Dendritic cell as therapeutic vaccines against tumors and its role in therapy for hepatocellular carcinoma

PMID: 16893500
Journal: Cellular & molecular immunology (volume: 3, issue: 3, Cell. Mol. Immunol. 2006 Jun;3(3):197-203)
Published: 2006-06-01

Authors:
Sun K, Wang L, Zhang Y

ABSTRACT

Dendritic cells (DCs) are the most potent professional antigen-presenting cells, and capable of stimulating naïve T cells and driving primary immune responses. DCs are poised to capture antigen, migrate to draining lymphoid organs, and after a process of maturation, select antigen-specific lymphocytes to which they present the processed antigen, thereby inducing immune responses.
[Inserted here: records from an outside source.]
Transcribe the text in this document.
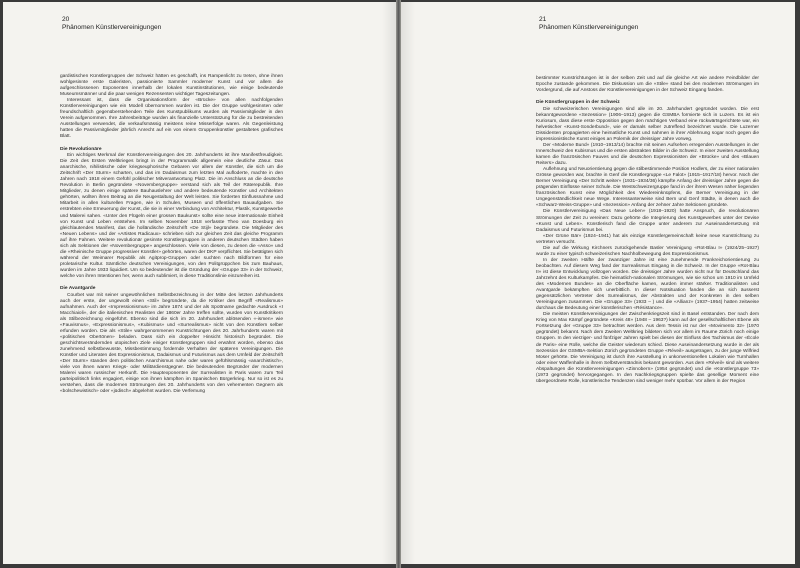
20
Phänomen Künstlervereinigungen

gardistischen Künstlergruppen der Schweiz hätten es geschafft, ins Rampenlicht zu treten, ohne ihnen wohlgesinnte erste Galeristen, passionierte Sammler moderner Kunst und vor allem die aufgeschlossenen Exponenten innerhalb der lokalen Kunstinstitutionen, wie einige bedeutende Museumsmänner und die paar wenigen Rezensenten wichtiger Tageszeitungen.

Interessant ist, dass die Organisationsform der «Brücke» von allen nachfolgenden Künstlervereinigungen wie ein Modell übernommen wurden ist. Die der Gruppe wohlgesinnten oder freundschaftlich gegenüberstehenden Teile des Kunstpublikums wurden als Passivmitglieder in den Verein aufgenommen. Ihre Jahresbeiträge wurden als finanzielle Unterstützung für die zu bestreitenden Ausstellungen verwendet, die verkaufsmässig meistens reine Misserfolge waren. Als Gegenleistung hatten die Passivmitglieder jährlich Anrecht auf ein von einem Gruppenkünstler gestaltetes grafisches Blatt.

Die Revolutionäre

Ein wichtiges Merkmal der Künstlervereinigungen des 20. Jahrhunderts ist ihre Manifestfreudigkeit. Die Zeit des Ersten Weltkrieges bringt in der Programmatik allgemein eine deutliche Zäsur. Das anarchische, nihilistische oder kriegseuphorische Gebaren vor allem der Künstler, die sich um die Zeitschrift «Der Sturm» scharten, und das im Dadaismus zum letzten Mal aufloderte, machte in den Jahren nach 1918 einem Gefühl politischer Mitverantwortung Platz. Die im Anschluss an die deutsche Revolution in Berlin gegründete «Novembergruppe» verstand sich als Teil der Räterepublik. Ihre Mitglieder, zu denen einige spätere Bauhauslehrer und andere bedeutende Künstler und Architekten gehörten, wollten ihren Beitrag an die Neugestaltung der Welt leisten. Sie forderten Einflussnahme und Mitarbeit in allen kulturellen Fragen, wie in Schulen, Museen und öffentlichen Bauaufgaben. Sie erstrebten eine Erneuerung der Kunst, die sie in einer Verbindung von Architektur, Plastik, Kunstgewerbe und Malerei sahen. «Unter den Flügeln einer grossen Baukunst» sollte eine neue internationale Einheit von Kunst und Leben entstehen. Im selben November 1918 verfasste Theo van Doesburg ein gleichlautendes Manifest, das die holländische Zeitschrift «De Stijl» begründete. Die Mitglieder des «Neuen Lebens» und der «Artistes Radicaux» schrieben sich zur gleichen Zeit das gleiche Programm auf ihre Fahnen. Weitere revolutionär gesinnte Künstlergruppen in anderen deutschen Städten haben sich als Sektionen der «Novembergruppe» angeschlossen. Viele von diesen, zu denen die «Asso» und die «Rheinische Gruppe progressiver Künstler» gehörten, waren der DKP verpflichtet. Sie betätigten sich während der Weimarer Republik als Agitprop-Gruppen oder suchten nach Bildformen für eine proletarische Kultur. Sämtliche deutschen Vereinigungen, von den Politgrüppchen bis zum Bauhaus, wurden im Jahre 1933 liquidiert. Um so bedeutender ist die Gründung der «Gruppe 33» in der Schweiz, welche von ihren Intentionen her, wenn auch sublimiert, in diese Traditionslinie einzureihen ist.

Die Avantgarde

Courbet war mit seiner ungewöhnlichen Selbstbezeichnung in der Mitte des letzten Jahrhunderts auch der erste, der ungewollt einen «Stil» begründete, da die Kritiker den Begriff «Realismus» aufnahmen. Auch der «Impressionismus» im Jahre 1874 und der als Spottname gedachte Ausdruck «I Macchiaioli», der die italienischen Realisten der 1860er Jahre treffen sollte, wurden von Kunstkritikern als Stilbezeichnung eingeführt. Ebenso sind die sich im 20. Jahrhundert ablösenden «-ismen» wie «Fauvismus», «Expressionismus», «Kubismus» und «Surrealismus» nicht von den Künstlern selber erfunden worden. Die als «Stile» wahrgenommenen Kunstrichtungen des 20. Jahrhunderts waren mit «politischen Obertönen» beladen. Dass sich ein doppelter Hinsicht historisch begründet. Die geschichtsverändernden utopischen Ziele einiger Künstlergruppen sind erwähnt worden, ebenso das zunehmend selbstbewusste, Missbestimmung fordernde Verhalten der späteren Vereinigungen. Die Künstler und Literaten des Expressionismus, Dadaismus und Futurismus aus dem Umfeld der Zeitschrift «Der Sturm» standen dem politischen Anarchismus nahe oder waren gefühlsmässig «anarchistisch», viele von ihnen waren Kriegs- oder Militärdienstgegner. Die bedeutenden Begründer der modernen Malerei waren russischer Herkunft. Die Hauptexponenten der Surrealisten in Paris waren zum Teil parteipolitisch links engagiert, einige von ihnen kämpften im Spanischen Bürgerkrieg. Nur so ist es zu verstehen, dass die modernen Strömungen des 20. Jahrhunderts von den vehementen Gegnern als «bolschewistisch» oder «jüdisch» abgelehnt wurden. Die Verfemung

21
Phänomen Künstlervereinigungen

bestimmter Kunstrichtungen ist in der selben Zeit und auf die gleiche Art wie andere Feindbilder der Epoche zustande gekommen. Die Diskussion um die «Stile» stand bei den modernen Strömungen im Vordergrund, die auf Anstoss der Künstlervereinigungen in der Schweiz Eingang fanden.

Die Künstlergruppen in der Schweiz

Die schweizerischen Vereinigungen sind alle im 20. Jahrhundert gegründet worden. Die erst bekanntgewordene «Sezession» (1906–1913) gegen die GSMBA formierte sich in Luzern. Es ist ein Kuriosum, dass diese erste Opposition gegen den mächtigen Verband eine rückwärtsgerichtete war, ein helvetischer «Kunst-Sonderbund», wie er damals selber zutreffend bezeichnet wurde. Die Luzerner Dissidenten propagierten eine heimatliche Kunst und nahmen in ihrer Ablehnung sogar noch gegen die impressionistische Kunst einiges an Polemik der dreissiger Jahre vorweg.

Der «Moderne Bund» (1910–1913/14) brachte mit seinen Aufsehen erregenden Ausstellungen in der Innerschweiz den Kubismus und die ersten abstrakten Bilder in die Schweiz. In einer zweiten Ausstellung kamen die französischen Fauves und die deutschen Expressionisten der «Brücke» und des «Blauen Reiters» dazu.

Auflehnung und Neuorientierung gegen die stilbestimmende Position Hodlers, der zu einer nationalen Grösse geworden war, brachte in Genf die Künstlergruppe «Le Falot» (1915–1917/18) hervor. Noch der Berner Vereinigung «Der Schritt weiter» (1931–1934/36) kämpfte Anfang der dreissiger Jahre gegen die prägenden Einflüsse seiner Schule. Die Westschweizergruppe fand in der ihrem Wesen näher liegenden französischen Kunst eine Möglichkeit des Wiedereinknüpfens, die Berner Vereinigung in der Ungegenständlichkeit neue Wege. Interessanterweise sind Bern und Genf Städte, in denen auch die «Schwarz-Weiss-Gruppe» und «Sezession» Anfang der zehner Jahre Sektionen gründete.

Die Künstlervereinigung «Das Neue Leben» (1918–1920) hatte Anspruch, die revolutionären Strömungen der Zeit zu vereinen: Dazu gehörte die Integrierung des Kunstgewerbes unter der Devise «Kunst und Leben». Künstlerisch fand die Gruppe unter anderem zur Auseinandersetzung mit Dadaismus und Futurismus bei.

«Der Grüne Bär» (1924–1941) hat als einzige Künstlergemeinschaft keine neue Kunstrichtung zu vertreten versucht.

Die auf die Wirkung Kirchners zurückgehende Basler Vereinigung «Rot-Blau I» (1924/25–1927) wurde zu einer typisch schweizerischen Nachholbewegung des Expressionismus.

In der zweiten Hälfte der zwanziger Jahre ist eine zunehmende Frankreichorientierung zu beobachten. Auf diesem Weg fand der Surrealismus Eingang in die Schweiz. In der Gruppe «Rot-Blau II» ist diese Entwicklung vollzogen worden. Die dreissiger Jahre wurden nicht nur für Deutschland das Jahrzehnt des Kulturkampfes. Die heimatlich-nationalen Strömungen, wie sie schon um 1910 im Umfeld des «Modernen Bundes» an die Oberfläche kamen, wurden immer stärker. Traditionalisten und Avantgarde bekämpften sich unerbittlich. In dieser Notsituation fanden die an sich äusserst gegensätzlichen Vertreter des Surrealismus, der Abstrakten und der Konkreten in den selben Vereinigungen zusammen. Die «Gruppe 33» (1933 – ) und die «Allianz» (1937–1954) hatten zeitweise durchaus die Bedeutung einer künstlerischen «Résistance».

Die meisten Künstlervereinigungen der Zwischenkriegszeit sind in Basel entstanden. Der nach dem Krieg von Max Kämpf gegründete «Kreis 48» (1948 – 1963?) kann auf der gesellschaftlichen Ebene als Fortsetzung der «Gruppe 33» betrachtet werden. Aus dem Tessin ist nur der «Movimento 32» (1970 gegründet) bekannt. Nach dem Zweiten Weltkrieg bildeten sich vor allem im Raume Zürich noch einige Gruppen. In den vierziger- und fünfziger Jahren spielt bei diesen der Einfluss des Tachismus der «École de Paris» eine Rolle, welche die Geister wiederum schied. Diese Auseinandersetzung wurde in der als Sezession der GSMBA-Sektion Zürich gegründeten Gruppe «Réveil» ausgetragen, zu der junge Wilfried Moser gehörte. Die Vereinigung ist durch ihre Ausstellung in unkonventionellen Lokalen wie Turnhallen oder einer Waffenhalle in ihrem Selbstverständnis bekannt geworden. Aus dem «Réveil» sind als weitere Abspaltungen die Künstlervereinigungen «Zinnobern» (1954 gegründet) und die «Künstlergruppe 73» (1973 gegründet) hervorgegangen. In den Nachkriegsgruppen spielte das gesellige Moment eine übergeordnete Rolle, künstlerische Tendenzen sind weniger mehr spürbar. Vor allem in der Region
The development of protocols for the ex vivo generation of DCs may provide a rationale for designing and developing DC-based vaccination for the treatment of tumors. There are now several strategies being applied to upload antigens to DCs and manipulate DC vaccines. DC vaccines are able to induce therapeutic and protective antitumor immunity. Numerous studies indicated that hepatocellular carcinoma (HCC) immunotherapies utilizing DC-presenting tumor-associated antigens could stimulate an antitumour T cell response leading to clinical benefit without any significant toxicity. DC-based tumor vaccines have become a novel immunoadjuvant therapy for HCC.